La jeune femme habitait au dernier étage d'un petit immeuble excentré par rapport à Grenoble, dans les hauteurs. Elle ne supportait pas la ville. Cela n'avait toutefois que peu d'importance car elle ne restait jamais longtemps au même endroit. Martha poussa la porte de son modeste loué et la referma, exténuée. A peine déchaussée, elle se dirigea vers la rambarde de son balcon avec l'irrépressible besoin de respirer. Son humeur était comme un pendule qui oscillait de droite à gauche, de la sérénité à l'angoisse. Et si elle se faisait attraper ? "Je préfère encore vivre pauvre, à mendier même, habillée de haillons, tiraillée par la faim, chaque jour m'endormir la peur au ventre à l'idée de ne pas savoir si le lendemain, je serai dans mon lit ou en cellule, je préfère ce sort cent fois, mille fois !... pensa-t-elle". Cette réflexion lui serra la gorge. Sous l'effet de la fièvre, son regard commença à errer dans le vague. Elle se prit à scruter l'entrepôt qui lui faisait face. Elle remarqua que les tags qui en ornaient la façade en journée, formaient de grosses tâches noires à la nuit tombée. Bientôt, elle eut l'impression que tout autour d'elle s'éloignait, puis se rapprochait, à intervalles réguliers, dans une rêverie infernale. "Bon sang, qu'est-ce qu'il m'arrive... du Dafalgan, où il est, j'avais mis ça par là...".

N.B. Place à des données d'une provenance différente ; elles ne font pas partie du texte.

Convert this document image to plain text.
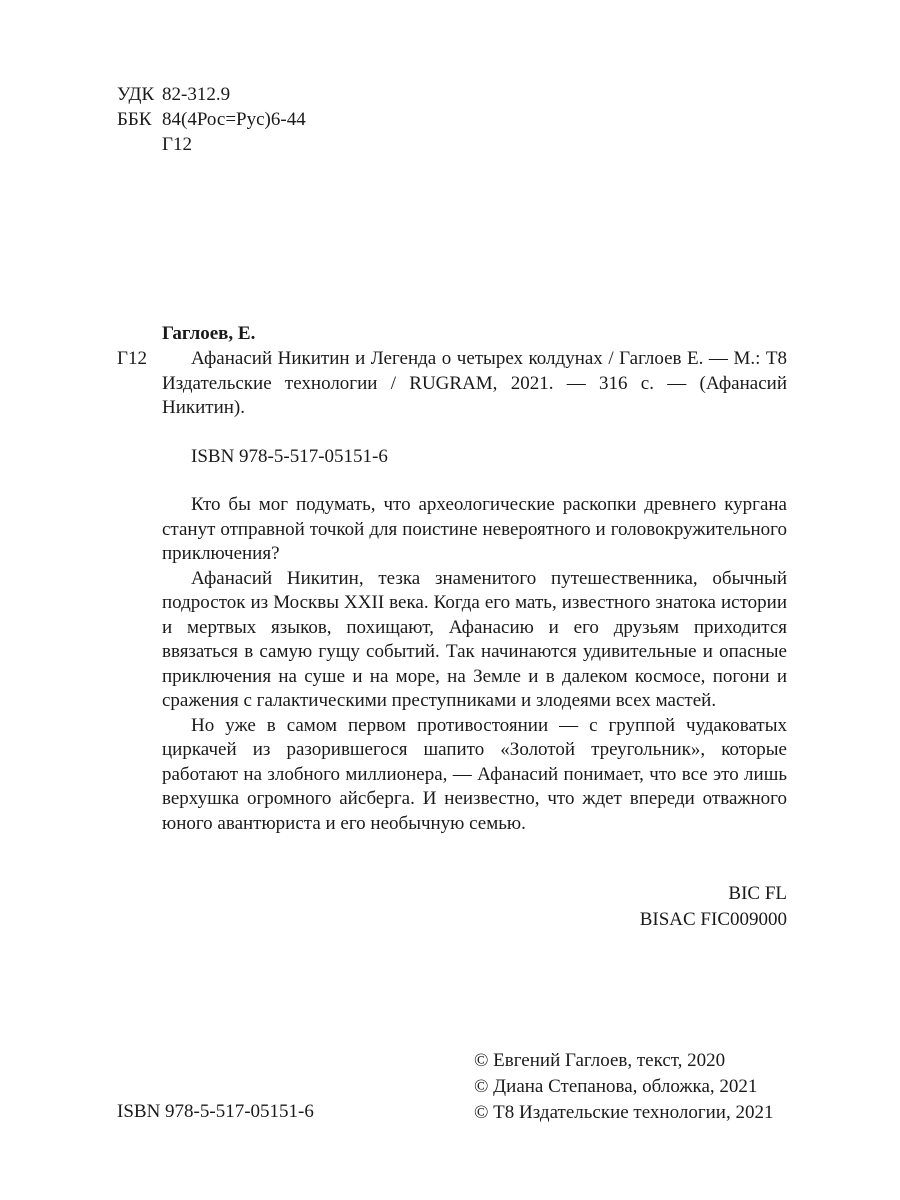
УДК 82-312.9
ББК 84(4Рос=Рус)6-44
Г12
Гаглоев, Е.
Г12	Афанасий Никитин и Легенда о четырех колдунах / Гаглоев Е. — М.: Т8 Издательские технологии / RUGRAM, 2021. — 316 с. — (Афанасий Никитин).
ISBN 978-5-517-05151-6

Кто бы мог подумать, что археологические раскопки древнего кургана станут отправной точкой для поистине невероятного и головокружительного приключения?

Афанасий Никитин, тезка знаменитого путешественника, обычный подросток из Москвы XXII века. Когда его мать, известного знатока истории и мертвых языков, похищают, Афанасию и его друзьям приходится ввязаться в самую гущу событий. Так начинаются удивительные и опасные приключения на суше и на море, на Земле и в далеком космосе, погони и сражения с галактическими преступниками и злодеями всех мастей.

Но уже в самом первом противостоянии — с группой чудаковатых циркачей из разорившегося шапито «Золотой треугольник», которые работают на злобного миллионера, — Афанасий понимает, что все это лишь верхушка огромного айсберга. И неизвестно, что ждет впереди отважного юного авантюриста и его необычную семью.

BIC FL
BISAC FIC009000
© Евгений Гаглоев, текст, 2020
© Диана Степанова, обложка, 2021
© Т8 Издательские технологии, 2021
ISBN 978-5-517-05151-6
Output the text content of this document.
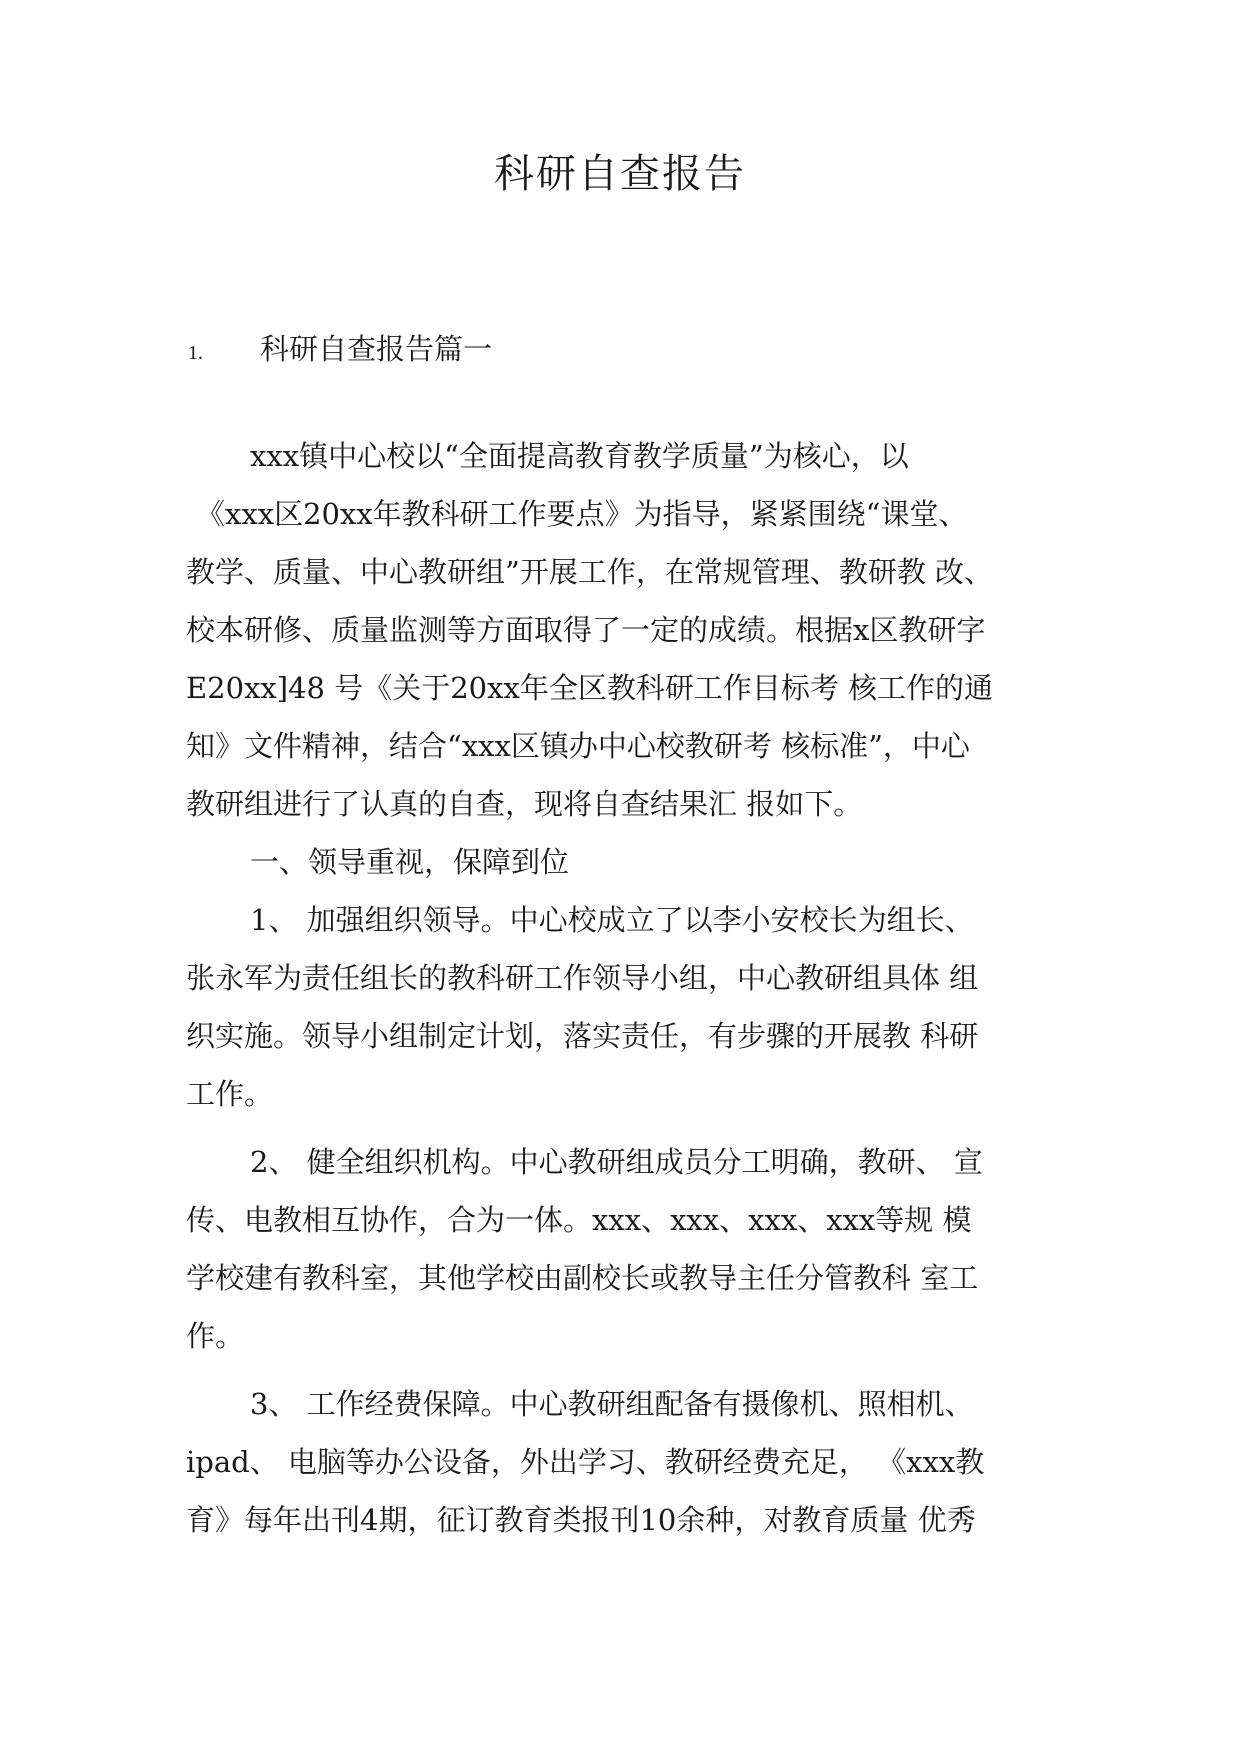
科研自查报告
1. 科研自查报告篇一
xxx镇中心校以“全面提高教育教学质量”为核心，以
《xxx区20xx年教科研工作要点》为指导，紧紧围绕“课堂、
教学、质量、中心教研组”开展工作，在常规管理、教研教 改、
校本研修、质量监测等方面取得了一定的成绩。根据x区教研字
E20xx]48 号《关于20xx年全区教科研工作目标考 核工作的通
知》文件精神，结合“xxx区镇办中心校教研考 核标准”，中心
教研组进行了认真的自查，现将自查结果汇 报如下。
一、领导重视，保障到位
1、 加强组织领导。中心校成立了以李小安校长为组长、
张永军为责任组长的教科研工作领导小组，中心教研组具体 组
织实施。领导小组制定计划，落实责任，有步骤的开展教 科研
工作。
2、 健全组织机构。中心教研组成员分工明确，教研、 宣
传、电教相互协作，合为一体。xxx、xxx、xxx、xxx等规 模
学校建有教科室，其他学校由副校长或教导主任分管教科 室工
作。
3、 工作经费保障。中心教研组配备有摄像机、照相机、
ipad、 电脑等办公设备，外出学习、教研经费充足， 《xxx教
育》每年出刊4期，征订教育类报刊10余种，对教育质量 优秀
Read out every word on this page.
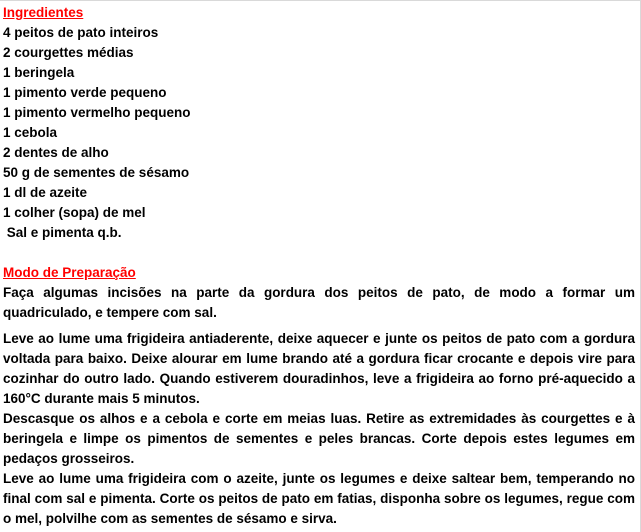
Ingredientes
4 peitos de pato inteiros
2 courgettes médias
1 beringela
1 pimento verde pequeno
1 pimento vermelho pequeno
1 cebola
2 dentes de alho
50 g de sementes de sésamo
1 dl de azeite
1 colher (sopa) de mel
Sal e pimenta q.b.
Modo de Preparação

Faça algumas incisões na parte da gordura dos peitos de pato, de modo a formar um quadriculado, e tempere com sal.

Leve ao lume uma frigideira antiaderente, deixe aquecer e junte os peitos de pato com a gordura voltada para baixo. Deixe alourar em lume brando até a gordura ficar crocante e depois vire para cozinhar do outro lado. Quando estiverem douradinhos, leve a frigideira ao forno pré-aquecido a 160°C durante mais 5 minutos.

Descasque os alhos e a cebola e corte em meias luas. Retire as extremidades às courgettes e à beringela e limpe os pimentos de sementes e peles brancas. Corte depois estes legumes em pedaços grosseiros.

Leve ao lume uma frigideira com o azeite, junte os legumes e deixe saltear bem, temperando no final com sal e pimenta. Corte os peitos de pato em fatias, disponha sobre os legumes, regue com o mel, polvilhe com as sementes de sésamo e sirva.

Elle s'arrêta net. Des bruits de pas montaient de l'escalier. Elle était encore suffisamment lucide pour se rendre compte que personne d'autre n'habitait à cet étage. Elle s'empara mécaniquement d'une paire de ciseaux, posée sur le rebord du lavabo, et se mit à l'affût derrière la porte. Les pas, lourds et traînants, se rapprochaient ; encore quelques mètres ; ça y est, la personne se tenait là, derrière la porte. "Ils sont rapides cette fois, pensa-t-elle, bien trop rapides". Sa respiration s'était accélérée tandis que sa fièvre s'accentuait encore et lui rendait maintenant intolérable le simple fait de se tenir debout. Alors la poignée tourna, doucement, plus rapidement, puis avec acharnement. Les doigts de Martha serraient la paire de ciseaux avec une telle force qu'elle semblait sur le point de se briser. Elle ouvrit la porte, brusquement, et brandit son arme, prête à frapper. Son expression se décomposa. Là, devant elle, se tenait, immobile, la figure blanche et livide de Joachim Dubeyll.